I guess its enough to do and inorder or perorder or post order traversal

1. Create an array of size d, say 'path'.

2. Maintain an int variable, say `pos` initialized to 0 which will track the current node you're at in a path.

3. Begin pre-order traversal with arguments as root of the tree, `pos` = 0 and `path`

4. Do pre-order traversal, at each node:
a. If node is leaf node (no left or right children), print path as all values in `path` from 0 to `pos` and return
a. Else, place the node's value into the array `path` at index `pos`
b. Call pre-order traversal for (node.left, path, pos+1)
c. Call pre-order traversal for (node.right, path, pos+1)
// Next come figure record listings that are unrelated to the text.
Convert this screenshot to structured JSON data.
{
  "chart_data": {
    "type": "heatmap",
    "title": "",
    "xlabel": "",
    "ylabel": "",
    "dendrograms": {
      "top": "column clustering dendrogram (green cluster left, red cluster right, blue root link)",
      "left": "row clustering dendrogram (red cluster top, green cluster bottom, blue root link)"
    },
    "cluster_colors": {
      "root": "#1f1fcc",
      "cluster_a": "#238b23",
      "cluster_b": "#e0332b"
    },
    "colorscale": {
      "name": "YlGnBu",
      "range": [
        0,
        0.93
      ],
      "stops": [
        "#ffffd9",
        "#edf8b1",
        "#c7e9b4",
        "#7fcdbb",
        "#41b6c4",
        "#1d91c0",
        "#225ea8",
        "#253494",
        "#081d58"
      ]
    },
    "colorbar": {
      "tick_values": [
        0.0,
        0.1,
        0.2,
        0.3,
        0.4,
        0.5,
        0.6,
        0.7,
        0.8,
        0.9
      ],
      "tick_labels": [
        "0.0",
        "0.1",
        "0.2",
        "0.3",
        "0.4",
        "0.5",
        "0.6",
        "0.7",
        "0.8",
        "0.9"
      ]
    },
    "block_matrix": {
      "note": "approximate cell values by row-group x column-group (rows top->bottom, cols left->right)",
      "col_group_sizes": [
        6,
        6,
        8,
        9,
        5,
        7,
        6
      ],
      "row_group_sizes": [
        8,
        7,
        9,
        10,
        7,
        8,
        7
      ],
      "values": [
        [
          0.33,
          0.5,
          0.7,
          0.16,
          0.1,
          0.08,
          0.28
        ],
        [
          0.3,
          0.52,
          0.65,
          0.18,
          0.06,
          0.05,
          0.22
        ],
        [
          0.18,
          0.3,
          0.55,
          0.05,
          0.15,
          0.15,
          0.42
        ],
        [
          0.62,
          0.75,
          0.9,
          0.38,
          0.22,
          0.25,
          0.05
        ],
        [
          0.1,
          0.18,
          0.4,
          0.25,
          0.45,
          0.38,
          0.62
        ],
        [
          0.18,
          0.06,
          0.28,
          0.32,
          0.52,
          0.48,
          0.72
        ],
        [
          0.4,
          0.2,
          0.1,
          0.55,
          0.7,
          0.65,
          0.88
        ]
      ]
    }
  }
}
I would use level-order tree traversal:

void printAllPathsFromRoot(){
		
		Queue<PathEntry> queue = new LinkedList<PathEntry>();		
		
		queue.add( new PathEntry((BSTEntity)root, (String)root.getValue()) );
		
		while( ! queue.isEmpty() ){		
			PathEntry pathEntry = queue.poll();
			
			if( pathEntry.entry.isLeaf() ){
				System.out.println( pathEntry.path );
			}
			
			if( pathEntry.entry.hasLeft() ){
				queue.add( new PathEntry((BSTEntity)pathEntry.entry.getLeft(), pathEntry.path + "/" + (String)pathEntry.entry.getLeft().getValue() ) );
			}
			
			if( pathEntry.entry.hasRight() ){
				queue.add( new PathEntry((BSTEntity)pathEntry.entry.getRight(), pathEntry.path + "/" + (String)pathEntry.entry.getRight().getValue() ) );
			}
		}
	}
	
	static class PathEntry {		
		
		PathEntry(BSTEntity entry, String path) {
			super();
			this.entry = entry;
			this.path = path;
		}
		
		BSTEntity entry;
		String path;		
	}

Would print something like this:

3/1/2
3/6/4
3/6/7/8

rootToLeaf(nodeptr root)
{
    int path[1000];
    rootToLeafPath(root,path,0);
}
rootToLeafPath(nodept root,int path[],int pathlen)
{
   if(!root) return;
   path[pathlen++]=root->data;
   if(!root->left && !root->right)  //leaf
   {
         printarray(path,pathlen);
         return;
   }
   else
   {
         rootToLeafPath(root->left,path,pathlen);
         rootToLeafPath(root->right,path,pathlen);
         }
}
printarray(int path[],int pathlen)
{
    for(int i=0;i<=pathlen;i++)
        cout<<root->data;
}

if it is a 'Binary Tree' then wont there be a single path from root to the node? why say all paths?

Hi Myth,
All paths mean "each path to the each leaf Node".
Following is my code:

package com.test;

public class BSTPaths {

	/**
	 * @param args
	 */
	public static void main(String[] args) {
		Node root = new Node(5);
		Node a = new Node(3);
		Node b = new Node(4);
		root.setLeft(a);
		a.setRight(b);
		
		Node c = new Node(7);
		Node d = new Node(8);
		Node e = new Node(6);
		c.setRight(d);
		c.setLeft(e);
		root.setRight(c);
		
		traverse(root, new int[]{});
	}

	private static void traverse(Node root, int []prev) {
		if(root == null) {
			return;
		}
		int arr[] = new int[prev.length + 1];
		for(int i = 0; i < prev.length; i++) {
			arr[i] = prev[i];
		}
		arr[arr.length - 1] = root.getData();
		if(root.getLeft() == null && root.getRight() == null) {
			printPath(arr);
		} else {
			traverse(root.getLeft(), arr);
			traverse(root.getRight(), arr);
		}
	}
	
	private static void printPath(int[] arr) {
		for(int i = 0; i < arr.length; i++) {
			System.out.print(arr[i]);
			if(arr.length - 1== i) {
				System.out.println();
			} else {
				System.out.print(", ");
			}
		}
	}

	private static class Node {
		public Node() {
			// TODO Auto-generated constructor stub
		}
		public Node(int data) {
			this.data = data;
		}
		private Node left;
		private Node right;
		private int data;

		public Node getLeft() {
			return left;
		}
		public void setLeft(Node left) {
			this.left = left;
		}
		public Node getRight() {
			return right;
		}
		public void setRight(Node right) {
			this.right = right;
		}
		public int getData() {
			return data;
		}
		public void setData(int data) {
			this.data = data;
		}
	}
}